Bonds have outperformed stocks by a large margin over the past year because of the financial crisis, and they've also roughly matched stocks over the past 40 years.
But Peng Chen and Roger Ibbotson of Morningstar show in a recent report that stock returns over the last 40 years were in line with the long-term historical average. Bond returns, though, were much higher than their historical averages and their current yields. This high bond return, the researchers explain, stems from higher interest rates in the 1970s and a subsequent declining interest rate environment. Such a scenario for bonds is very unlikely to repeat itself in the future, given today's low interest rate environment.
Their conclusion: "Investors hoping bonds will outperform in the coming years will likely be disappointed," they say.

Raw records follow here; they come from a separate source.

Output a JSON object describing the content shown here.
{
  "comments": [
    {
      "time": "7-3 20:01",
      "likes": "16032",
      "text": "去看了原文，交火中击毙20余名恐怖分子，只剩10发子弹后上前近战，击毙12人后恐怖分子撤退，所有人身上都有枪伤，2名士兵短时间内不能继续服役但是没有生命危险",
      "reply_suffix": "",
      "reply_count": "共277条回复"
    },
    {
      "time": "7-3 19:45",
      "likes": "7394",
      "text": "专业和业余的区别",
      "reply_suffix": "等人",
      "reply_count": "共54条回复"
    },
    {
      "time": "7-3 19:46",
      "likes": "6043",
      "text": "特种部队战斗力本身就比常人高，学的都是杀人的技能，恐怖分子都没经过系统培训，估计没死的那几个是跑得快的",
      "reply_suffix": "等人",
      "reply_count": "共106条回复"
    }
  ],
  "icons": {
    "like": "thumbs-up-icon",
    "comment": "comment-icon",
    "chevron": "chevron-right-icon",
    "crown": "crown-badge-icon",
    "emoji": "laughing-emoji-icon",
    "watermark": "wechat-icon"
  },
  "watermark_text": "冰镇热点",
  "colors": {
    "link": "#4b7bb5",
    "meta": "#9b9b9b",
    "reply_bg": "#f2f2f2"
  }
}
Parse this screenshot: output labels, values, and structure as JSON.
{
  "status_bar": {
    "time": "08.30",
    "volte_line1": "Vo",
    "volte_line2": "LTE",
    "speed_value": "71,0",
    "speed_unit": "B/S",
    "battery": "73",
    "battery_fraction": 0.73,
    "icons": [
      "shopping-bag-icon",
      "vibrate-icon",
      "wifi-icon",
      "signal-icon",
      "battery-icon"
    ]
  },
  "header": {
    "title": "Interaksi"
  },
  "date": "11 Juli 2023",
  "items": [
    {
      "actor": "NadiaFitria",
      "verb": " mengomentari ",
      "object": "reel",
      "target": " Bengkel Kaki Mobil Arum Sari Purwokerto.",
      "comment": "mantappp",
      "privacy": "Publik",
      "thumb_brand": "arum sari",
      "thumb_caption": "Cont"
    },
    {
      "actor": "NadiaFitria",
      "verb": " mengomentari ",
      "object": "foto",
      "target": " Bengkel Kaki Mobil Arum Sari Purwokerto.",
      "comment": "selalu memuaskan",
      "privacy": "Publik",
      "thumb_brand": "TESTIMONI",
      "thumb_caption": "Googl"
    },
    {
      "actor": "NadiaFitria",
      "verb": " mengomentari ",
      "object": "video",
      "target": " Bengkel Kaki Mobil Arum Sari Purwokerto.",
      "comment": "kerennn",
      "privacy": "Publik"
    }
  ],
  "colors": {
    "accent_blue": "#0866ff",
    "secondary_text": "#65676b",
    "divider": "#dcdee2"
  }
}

Bonds can outperform stocks over a long period, Chen and Ibbotson add, but investors need almost perfect timing to get in and out of the market to realize such returns. "We believe the right strategy is to follow a disciplined asset-allocation policy that considers the return and risk tradeoffs by taking advantage of the diversification benefits between stocks and bonds over time," they conclude.
The Morningstar report also draws attention to the words of Warren Buffett: "When the financial history of this decade is written, it will surely speak of the Internet bubble of the late 1990s and the housing bubble of the early 2000s. But the U.S. Treasury bond bubble of late 2008 may be regarded as almost equally extraordinary."